SOCIAL | Contrat de travail | Hygiène – Sécurité – Conditions de travail
Il résulte des articles 2 de la Déclaration des droits de l’homme et du citoyen du 26 août 1789, 8 de la Convention européenne des droits de l’homme et des libertés fondamentales, 7 de la Charte des droits fondamentaux de l’Union européenne, 9 du code civil, et L. 4121-1, L. 4121-2, L. 4624-3 et L. 4624-6 du code du travail, d’une part que l’usage fait par le salarié de son domicile relève de sa vie privée et qu’il est en droit d’en refuser l’accès, d’autre part que, tenu de prendre en compte les avis, les indications ou propositions émises par le médecin du travail, l’employeur qui n’a pas exercé le recours prévu par l’article L. 4624-7 du code du travail ne peut refuser la mise en place d’un télétravail préconisé par le médecin du travail au titre d’un aménagement du poste au seul motif que le salarié a refusé une visite de son domicile par l’employeur. Doit être censuré l’arrêt qui retient l’absence de manquement de l’employeur à son obligation de sécurité, alors qu’il résultait de ses constatations que celui-ci avait refusé la mise en place du télétravail préconisé par le médecin du travail au seul motif que la salariée s’était opposée à la visite de son domicile.
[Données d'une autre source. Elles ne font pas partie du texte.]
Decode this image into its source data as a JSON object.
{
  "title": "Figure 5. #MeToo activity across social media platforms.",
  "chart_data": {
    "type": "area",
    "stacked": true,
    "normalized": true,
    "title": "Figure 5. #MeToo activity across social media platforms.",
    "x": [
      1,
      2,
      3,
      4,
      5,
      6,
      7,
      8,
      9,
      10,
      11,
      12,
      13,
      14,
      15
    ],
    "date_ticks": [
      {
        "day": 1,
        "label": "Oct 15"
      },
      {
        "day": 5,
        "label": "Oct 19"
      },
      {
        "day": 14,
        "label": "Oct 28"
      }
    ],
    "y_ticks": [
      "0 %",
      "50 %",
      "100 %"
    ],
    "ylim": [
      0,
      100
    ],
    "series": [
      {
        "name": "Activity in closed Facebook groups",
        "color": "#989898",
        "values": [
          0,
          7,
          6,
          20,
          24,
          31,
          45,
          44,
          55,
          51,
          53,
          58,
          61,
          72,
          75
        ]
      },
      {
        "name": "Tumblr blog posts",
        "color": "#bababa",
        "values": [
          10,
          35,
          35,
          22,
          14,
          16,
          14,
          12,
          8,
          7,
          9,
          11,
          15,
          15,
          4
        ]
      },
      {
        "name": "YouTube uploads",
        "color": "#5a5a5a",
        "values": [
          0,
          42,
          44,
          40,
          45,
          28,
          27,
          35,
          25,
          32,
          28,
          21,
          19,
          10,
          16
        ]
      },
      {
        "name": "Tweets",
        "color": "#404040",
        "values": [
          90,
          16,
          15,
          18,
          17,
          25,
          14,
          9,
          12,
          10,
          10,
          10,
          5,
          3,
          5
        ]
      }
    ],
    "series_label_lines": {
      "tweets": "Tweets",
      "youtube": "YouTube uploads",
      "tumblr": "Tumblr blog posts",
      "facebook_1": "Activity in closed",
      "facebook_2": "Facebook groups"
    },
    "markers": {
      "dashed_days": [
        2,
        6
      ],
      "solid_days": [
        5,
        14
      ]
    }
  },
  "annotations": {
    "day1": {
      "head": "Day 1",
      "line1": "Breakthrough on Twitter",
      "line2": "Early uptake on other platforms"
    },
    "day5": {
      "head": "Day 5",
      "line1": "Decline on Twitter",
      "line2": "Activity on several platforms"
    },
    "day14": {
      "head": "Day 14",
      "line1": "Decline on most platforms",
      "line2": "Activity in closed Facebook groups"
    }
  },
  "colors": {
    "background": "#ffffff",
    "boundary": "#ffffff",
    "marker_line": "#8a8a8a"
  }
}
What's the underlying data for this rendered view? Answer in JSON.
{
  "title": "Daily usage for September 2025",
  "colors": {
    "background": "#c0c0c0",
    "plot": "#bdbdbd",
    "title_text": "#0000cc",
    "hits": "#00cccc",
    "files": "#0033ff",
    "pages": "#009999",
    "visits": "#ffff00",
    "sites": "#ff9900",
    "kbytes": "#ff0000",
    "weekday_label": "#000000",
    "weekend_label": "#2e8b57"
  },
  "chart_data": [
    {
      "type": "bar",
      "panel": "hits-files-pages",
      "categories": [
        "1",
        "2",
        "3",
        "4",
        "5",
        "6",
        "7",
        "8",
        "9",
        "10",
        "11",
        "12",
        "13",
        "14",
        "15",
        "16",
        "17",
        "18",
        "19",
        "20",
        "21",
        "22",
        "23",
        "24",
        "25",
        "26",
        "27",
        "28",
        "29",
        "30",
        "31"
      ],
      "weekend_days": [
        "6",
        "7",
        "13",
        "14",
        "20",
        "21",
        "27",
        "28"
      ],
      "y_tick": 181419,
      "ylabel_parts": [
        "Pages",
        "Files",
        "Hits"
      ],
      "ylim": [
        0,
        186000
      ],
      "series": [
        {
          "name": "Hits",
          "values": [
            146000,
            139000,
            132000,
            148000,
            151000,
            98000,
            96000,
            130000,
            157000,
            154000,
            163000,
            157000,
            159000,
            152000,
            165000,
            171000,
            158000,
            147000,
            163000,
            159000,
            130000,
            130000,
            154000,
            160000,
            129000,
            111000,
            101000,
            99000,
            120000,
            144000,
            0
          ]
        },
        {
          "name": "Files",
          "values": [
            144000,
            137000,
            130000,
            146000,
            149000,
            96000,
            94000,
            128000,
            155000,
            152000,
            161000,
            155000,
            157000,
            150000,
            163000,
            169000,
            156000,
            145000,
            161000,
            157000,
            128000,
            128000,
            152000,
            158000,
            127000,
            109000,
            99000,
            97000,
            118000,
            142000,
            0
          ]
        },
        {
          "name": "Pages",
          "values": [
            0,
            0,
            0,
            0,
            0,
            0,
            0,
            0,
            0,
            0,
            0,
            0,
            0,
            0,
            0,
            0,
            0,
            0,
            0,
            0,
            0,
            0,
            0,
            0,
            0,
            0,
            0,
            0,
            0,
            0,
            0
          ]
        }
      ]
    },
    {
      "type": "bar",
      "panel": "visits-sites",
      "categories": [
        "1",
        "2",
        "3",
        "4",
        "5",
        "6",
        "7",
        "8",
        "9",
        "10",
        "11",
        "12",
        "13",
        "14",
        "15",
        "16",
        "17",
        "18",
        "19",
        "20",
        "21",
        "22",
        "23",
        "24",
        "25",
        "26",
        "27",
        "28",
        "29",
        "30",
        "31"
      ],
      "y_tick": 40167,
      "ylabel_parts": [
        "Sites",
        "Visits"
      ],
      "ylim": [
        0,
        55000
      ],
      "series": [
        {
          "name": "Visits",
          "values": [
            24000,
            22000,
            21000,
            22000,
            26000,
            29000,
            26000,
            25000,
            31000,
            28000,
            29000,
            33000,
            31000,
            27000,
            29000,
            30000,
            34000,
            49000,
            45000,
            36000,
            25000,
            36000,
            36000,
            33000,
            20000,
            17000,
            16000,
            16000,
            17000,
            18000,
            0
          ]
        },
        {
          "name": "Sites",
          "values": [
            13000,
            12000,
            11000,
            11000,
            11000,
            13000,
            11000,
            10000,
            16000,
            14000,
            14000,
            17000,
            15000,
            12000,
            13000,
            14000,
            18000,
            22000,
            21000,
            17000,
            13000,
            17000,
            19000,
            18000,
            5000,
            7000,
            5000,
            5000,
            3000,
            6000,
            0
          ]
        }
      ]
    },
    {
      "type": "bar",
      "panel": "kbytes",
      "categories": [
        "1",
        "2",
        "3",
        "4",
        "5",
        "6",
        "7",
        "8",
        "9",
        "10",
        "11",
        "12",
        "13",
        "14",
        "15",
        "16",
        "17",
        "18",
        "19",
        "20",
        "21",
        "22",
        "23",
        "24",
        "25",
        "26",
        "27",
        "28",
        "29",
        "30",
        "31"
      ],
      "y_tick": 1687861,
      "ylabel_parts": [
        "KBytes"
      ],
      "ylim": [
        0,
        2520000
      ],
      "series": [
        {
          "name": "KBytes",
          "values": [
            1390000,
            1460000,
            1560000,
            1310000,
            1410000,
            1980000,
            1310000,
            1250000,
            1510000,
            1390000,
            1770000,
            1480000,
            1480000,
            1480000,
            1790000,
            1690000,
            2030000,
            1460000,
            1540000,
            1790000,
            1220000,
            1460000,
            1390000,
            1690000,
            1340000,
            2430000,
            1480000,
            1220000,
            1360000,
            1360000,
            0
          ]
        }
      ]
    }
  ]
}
Soc. 13 nov. 2025, FP-B, n° 24-14.322
Un employeur est-il fondé à refuser une mesure de télétravail recommandée par le médecin du travail au motif que la salariée concernée lui refuse, au nom du respect de sa vie privée, l’accès à son domicile qu’il souhaite au préalable visiter afin de s’assurer que les lieux respectent bien les règles de sécurité et les conditions de travail idoines ?
Dans l’arrêt commenté du 13 novembre 2025, la chambre sociale a décidé que tel n’était pas le cas en proposant, selon nous, une articulation équilibrée entre l’obligation de sécurité de l’employeur et le droit au respect de la vie privée de tout salarié, dans le sillage des conclusions éclairantes émises par Mme Wurtz, première avocate générale.
Les faits sont simples : une salariée de la Caisse d’assurance retraite et de la santé au travail du Languedoc Roussillon fait l’objet de plusieurs avis rendus par le médecin du travail, le dernier en date concluant à un aménagement de poste associé notamment à deux jours de télétravail à domicile.
Pour considérer qu’il ne pouvait être fait grief à l’employeur, au cas d’espèce, de ne pas avoir mis en œuvre la préconisation du médecin du travail, les juges du fond relèvent que l’employeur :
- avait bien recherché la possibilité d’une mise en place du télétravail sur deux jours par semaine (ou la mise en place d’un tiers lieu) ;
- qu’il avait pris en considération les préconisations du médecin et toujours indiqué les motifs qui ne permettaient pas d’y donner suite ;
- que la mise en place du télétravail n’avait pu se faire initialement en raison du refus de la salariée de laisser visiter son domicile pour s’assurer qu’il était conforme et respectait les règles de sécurité et les conditions de travail ;
- que si d’autres salariées avaient pu bénéficier de mesures de télétravail individualisées, elles avaient quant à elles accepté la visite de leur domicile, laquelle avait permis d’aborder les différents aspects de la mise en place du télétravail, impact familial, médico-social, professionnel et technique ;
- que s’il est produit par la salariée un courrier du 31 août 2020 de la société Bureau Veritas relatif au diagnostic de conformité de l’aménagement du poste en télétravail, il n’est pas fait état de la visite à domicile dans les conditions de la candidature au télétravail.
Ils ajoutent enfin que la salariée ne produisait aucun de ses arrêts de travail, ni aucun certificat médical, de sorte que la pathologie dont celle-ci était atteinte ne pouvait être identifiée et qu’il ne pouvait être distingué en quoi l’employeur manquait à son obligation d’assurer sa sécurité et protéger sa santé physique et mentale.
Dans l’arrêt frappé de pourvoi du 5 mars 2024, la Cour d’appel de Nîmes (confirmant un jugement du Conseil de prud’hommes de Nîmes du 28 sept. 2021) en déduit que l’employeur a bien pris les mesures nécessaires et n’a pas manqué à son obligation de sécurité. Elle déboute en conséquence la salariée de sa demande de dommages et intérêts en réparation du préjudice résultant du manquement de l’employeur à son obligation de sécurité.